O desafio climático nos interpela. Klein postula que com a mesma certeza com que se sabe que as geleiras derretem e as camadas de gelo se desintegram, “a ideologia do livre mercado está esvaecendo” e que em seu lugar está surgindo “uma nova visão do que a humanidade pode se tornar”. A jornalista e ativista convida, em um mesmo movimento, à reflexão e à ação: “Quando o futuro da vida está em jogo, não há nada que não possamos conseguir”.
Greta Thunberg e a sobrevivência
Já no título de seu último livro, Naomi Klein (Montreal, 1970) acena para a jovem sueca Greta Thunberg. Aos oito anos, Greta leu livros e viu documentários sobre o colapso das espécies e o derretimento das geleiras. De repente, percebeu que o uso de combustíveis fósseis e a alimentação baseada na carne possuem um papel crucial na desestabilização planetária. Em agosto de 2018, foi ao Parlamento da Suécia e acampou na porta com um cartaz pintado à mão, que dizia: “Em greve escolar pelo clima”. Retornou uma sexta-feira após outra.

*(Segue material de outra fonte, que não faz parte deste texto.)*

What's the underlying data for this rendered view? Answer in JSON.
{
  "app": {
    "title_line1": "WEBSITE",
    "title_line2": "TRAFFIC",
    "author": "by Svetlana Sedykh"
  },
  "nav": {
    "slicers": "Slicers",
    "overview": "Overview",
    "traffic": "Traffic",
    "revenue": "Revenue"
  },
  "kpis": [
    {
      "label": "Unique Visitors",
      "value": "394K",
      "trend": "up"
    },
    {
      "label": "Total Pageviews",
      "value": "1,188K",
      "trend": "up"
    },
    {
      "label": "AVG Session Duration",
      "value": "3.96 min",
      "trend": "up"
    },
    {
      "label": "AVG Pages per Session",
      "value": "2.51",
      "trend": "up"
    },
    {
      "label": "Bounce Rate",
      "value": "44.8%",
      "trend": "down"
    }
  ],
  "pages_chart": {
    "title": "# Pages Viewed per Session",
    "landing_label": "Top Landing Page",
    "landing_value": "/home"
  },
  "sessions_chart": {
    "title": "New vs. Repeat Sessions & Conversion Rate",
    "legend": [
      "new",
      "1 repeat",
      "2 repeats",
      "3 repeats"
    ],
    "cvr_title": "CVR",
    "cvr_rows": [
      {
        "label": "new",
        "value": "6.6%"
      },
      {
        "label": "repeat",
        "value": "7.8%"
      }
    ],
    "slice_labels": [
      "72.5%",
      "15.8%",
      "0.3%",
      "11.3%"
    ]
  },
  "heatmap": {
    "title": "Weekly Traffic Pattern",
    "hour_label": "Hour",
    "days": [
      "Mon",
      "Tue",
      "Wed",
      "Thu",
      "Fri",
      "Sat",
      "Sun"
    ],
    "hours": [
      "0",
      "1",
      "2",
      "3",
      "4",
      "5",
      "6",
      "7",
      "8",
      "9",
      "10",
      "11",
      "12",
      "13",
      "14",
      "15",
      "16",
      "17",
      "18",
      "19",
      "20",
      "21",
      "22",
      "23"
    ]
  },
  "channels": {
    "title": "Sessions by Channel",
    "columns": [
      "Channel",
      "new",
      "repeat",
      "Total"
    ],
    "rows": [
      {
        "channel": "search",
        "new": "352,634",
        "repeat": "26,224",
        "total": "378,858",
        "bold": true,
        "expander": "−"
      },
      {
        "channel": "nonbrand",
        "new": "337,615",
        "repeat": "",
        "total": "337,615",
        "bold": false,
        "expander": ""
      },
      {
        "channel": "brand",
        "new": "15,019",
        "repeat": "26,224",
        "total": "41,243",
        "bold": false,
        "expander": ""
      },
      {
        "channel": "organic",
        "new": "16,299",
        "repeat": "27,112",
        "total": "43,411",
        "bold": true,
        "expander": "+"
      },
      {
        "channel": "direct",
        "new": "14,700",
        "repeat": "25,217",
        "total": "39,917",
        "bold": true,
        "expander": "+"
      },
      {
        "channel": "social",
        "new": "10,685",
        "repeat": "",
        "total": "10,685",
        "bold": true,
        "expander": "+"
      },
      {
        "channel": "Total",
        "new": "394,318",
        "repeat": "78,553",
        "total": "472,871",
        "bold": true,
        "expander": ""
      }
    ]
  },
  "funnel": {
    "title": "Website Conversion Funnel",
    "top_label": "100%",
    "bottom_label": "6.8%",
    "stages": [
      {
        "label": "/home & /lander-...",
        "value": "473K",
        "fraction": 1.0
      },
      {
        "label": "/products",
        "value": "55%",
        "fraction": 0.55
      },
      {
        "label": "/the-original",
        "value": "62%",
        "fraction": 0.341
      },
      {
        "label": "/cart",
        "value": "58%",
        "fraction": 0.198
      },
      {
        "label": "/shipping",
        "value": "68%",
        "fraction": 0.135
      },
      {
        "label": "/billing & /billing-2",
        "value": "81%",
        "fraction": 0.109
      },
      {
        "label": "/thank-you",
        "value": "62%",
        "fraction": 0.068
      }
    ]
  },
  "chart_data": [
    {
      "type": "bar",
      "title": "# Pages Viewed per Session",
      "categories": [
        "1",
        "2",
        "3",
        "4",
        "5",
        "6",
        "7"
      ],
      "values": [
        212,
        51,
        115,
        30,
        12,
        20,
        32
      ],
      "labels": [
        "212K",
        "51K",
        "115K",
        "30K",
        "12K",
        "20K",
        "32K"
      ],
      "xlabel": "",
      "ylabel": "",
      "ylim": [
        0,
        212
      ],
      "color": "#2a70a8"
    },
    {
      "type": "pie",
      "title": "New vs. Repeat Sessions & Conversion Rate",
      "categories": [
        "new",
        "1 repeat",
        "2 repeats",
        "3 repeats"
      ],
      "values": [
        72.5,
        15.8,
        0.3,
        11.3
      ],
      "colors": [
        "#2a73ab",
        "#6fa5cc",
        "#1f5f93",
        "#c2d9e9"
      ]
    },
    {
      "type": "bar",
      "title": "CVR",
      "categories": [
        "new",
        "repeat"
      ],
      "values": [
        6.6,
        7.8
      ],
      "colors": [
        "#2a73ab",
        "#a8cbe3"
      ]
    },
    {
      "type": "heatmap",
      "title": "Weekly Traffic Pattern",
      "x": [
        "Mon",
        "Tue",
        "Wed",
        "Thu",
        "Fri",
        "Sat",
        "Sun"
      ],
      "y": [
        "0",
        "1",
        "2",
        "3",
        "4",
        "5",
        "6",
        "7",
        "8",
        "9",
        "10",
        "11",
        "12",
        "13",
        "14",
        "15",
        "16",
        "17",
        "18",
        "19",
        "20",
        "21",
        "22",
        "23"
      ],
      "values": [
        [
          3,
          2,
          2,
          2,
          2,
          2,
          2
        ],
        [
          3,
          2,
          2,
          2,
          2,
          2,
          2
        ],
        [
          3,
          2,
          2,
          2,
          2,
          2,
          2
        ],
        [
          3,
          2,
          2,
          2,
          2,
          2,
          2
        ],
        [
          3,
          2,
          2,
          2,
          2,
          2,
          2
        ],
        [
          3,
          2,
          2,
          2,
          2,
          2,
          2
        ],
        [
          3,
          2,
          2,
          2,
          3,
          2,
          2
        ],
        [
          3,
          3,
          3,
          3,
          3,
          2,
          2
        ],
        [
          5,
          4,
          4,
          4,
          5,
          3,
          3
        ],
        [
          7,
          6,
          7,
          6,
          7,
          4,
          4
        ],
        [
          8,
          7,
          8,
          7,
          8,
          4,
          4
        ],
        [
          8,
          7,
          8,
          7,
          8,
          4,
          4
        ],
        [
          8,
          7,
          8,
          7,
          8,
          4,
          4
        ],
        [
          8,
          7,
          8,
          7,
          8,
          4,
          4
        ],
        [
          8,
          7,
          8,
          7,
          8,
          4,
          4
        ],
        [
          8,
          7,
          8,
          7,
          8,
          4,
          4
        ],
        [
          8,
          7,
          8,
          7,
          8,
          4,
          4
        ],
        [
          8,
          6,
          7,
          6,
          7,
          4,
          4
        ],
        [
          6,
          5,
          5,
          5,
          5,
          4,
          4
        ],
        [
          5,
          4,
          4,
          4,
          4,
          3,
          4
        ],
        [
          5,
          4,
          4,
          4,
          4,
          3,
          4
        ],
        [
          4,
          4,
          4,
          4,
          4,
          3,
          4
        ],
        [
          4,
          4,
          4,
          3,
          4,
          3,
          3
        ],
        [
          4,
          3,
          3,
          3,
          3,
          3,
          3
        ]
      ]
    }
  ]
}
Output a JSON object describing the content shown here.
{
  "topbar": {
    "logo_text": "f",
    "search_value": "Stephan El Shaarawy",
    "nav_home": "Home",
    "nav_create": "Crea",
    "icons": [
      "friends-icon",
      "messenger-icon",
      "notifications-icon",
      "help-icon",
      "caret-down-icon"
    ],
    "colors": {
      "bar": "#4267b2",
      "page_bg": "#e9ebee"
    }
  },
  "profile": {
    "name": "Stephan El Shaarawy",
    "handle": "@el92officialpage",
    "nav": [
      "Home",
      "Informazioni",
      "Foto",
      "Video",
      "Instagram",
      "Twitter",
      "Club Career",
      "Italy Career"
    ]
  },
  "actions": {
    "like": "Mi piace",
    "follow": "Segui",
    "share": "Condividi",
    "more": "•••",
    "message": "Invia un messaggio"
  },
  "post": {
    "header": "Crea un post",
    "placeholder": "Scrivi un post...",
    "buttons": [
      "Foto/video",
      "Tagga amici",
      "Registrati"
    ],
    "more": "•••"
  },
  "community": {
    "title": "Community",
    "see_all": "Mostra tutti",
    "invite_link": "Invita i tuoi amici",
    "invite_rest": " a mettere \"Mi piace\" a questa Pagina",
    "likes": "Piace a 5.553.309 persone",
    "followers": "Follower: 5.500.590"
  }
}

No início, conforme lembra Klein, foi completamente ignorada, “como se fosse uma incômoda mendiga”. Mas seu quixotesco protesto atraiu a atenção midiática e outros estudantes e adultos começaram a comparecer com os seus próprios cartazes. Aos poderosos de Davos, disse: “Quero que vocês ajam como se a casa estivesse em chamas, porque está”. Greta explica sua ação: “Se as emissões precisam parar, então, temos que fazer com que parem. Para mim, é preto ou branco. Não há zonas cinzas quando se trata da sobrevivência”.